I know that for most people, someone else’s astrological chart is about as interesting (or less so?) as hearing them describe a dream. Personally, I have my astrological sign tattoo-ed on my foot, so obviously as illogical as I may find the whole thing, I also relate to it. My scientific mind basically sides with the Big Bang theory pilot where Sheldon says the whole thing about believing that your personality is in some way shaped by the position of arbitrarily definied constellations at the time of your birth, blah blah obviously astrology is, at best, a pseudo science. But it is a pseudo science that I think is fun to explore, and as an older member of the millenial generation, I’m totally game for a free reading based on my birth date, time and location. Even though it’s irrational, I’m all like “yeah tell me all of the things about myself, that’s so cool, special snowflake, it’s as if they KNOW me… whatever… I don’t even believe in this, but it’s SO me!” You are welcome for the exaggerated internal monologue.
Anyway, I found a website where they will make and analyze your birth chart for free and I thought it was awesome because I had a friend who did it for me once by hand and I did a lame version myself using a book where I highlighted the sections relating to the placements of things when I was born and got a similar result but with much more work and it wasn’t as cohesive.

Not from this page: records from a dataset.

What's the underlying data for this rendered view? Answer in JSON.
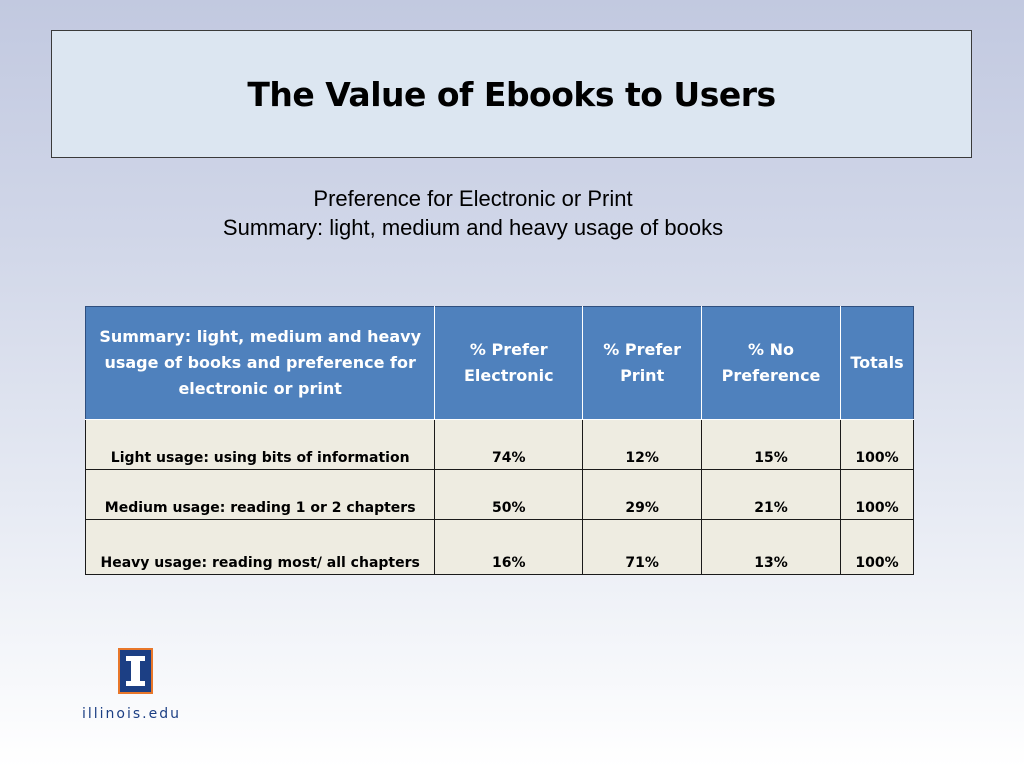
{
  "slide": {
    "title": "The Value of Ebooks to Users",
    "subtitle_line1": "Preference for Electronic or Print",
    "subtitle_line2": "Summary: light, medium and heavy usage of books"
  },
  "table": {
    "headers": [
      "Summary: light, medium and heavy usage of books and preference for electronic or print",
      "% Prefer Electronic",
      "% Prefer Print",
      "% No Preference",
      "Totals"
    ],
    "rows": [
      [
        "Light usage: using bits of information",
        "74%",
        "12%",
        "15%",
        "100%"
      ],
      [
        "Medium usage: reading 1 or 2 chapters",
        "50%",
        "29%",
        "21%",
        "100%"
      ],
      [
        "Heavy usage: reading most/ all chapters",
        "16%",
        "71%",
        "13%",
        "100%"
      ]
    ]
  },
  "footer": {
    "logo_text": "illinois.edu"
  },
  "colors": {
    "header_fill": "#4f81bd",
    "cell_fill": "#eeece1",
    "title_box_fill": "#dce6f1",
    "logo_blue": "#1c3f84",
    "logo_orange": "#e8772a"
  }
}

So, if you’re into this sort of thing at all, it’s pretty cool to have it all laid out neatly without the hours of poking around in a book going from index to text and back again. It was pretty damn accurate except that, as a libra, it’s always assumed that I’m super beautiful and vain and I’m definitely more sometimes pretty and in no way classically beautiful, but I guess astrology shouldn’t be trying to predict how I look because how in the world does when I was born mean anything about how my genes combined to affect my appearance? (I know, you’re saying the same thing about personality…)
I was going to link to the site I used, but every time I try to paste on wordpress it just adds to to my title and it’s terrible like that. So, if you want one, it’s from about.com and I found it by searching “birth chart” on bing. Sorry for the lack of linking skills, I don’t even get it. (The options for linking in posts are always grey-ed out and unavailable to me).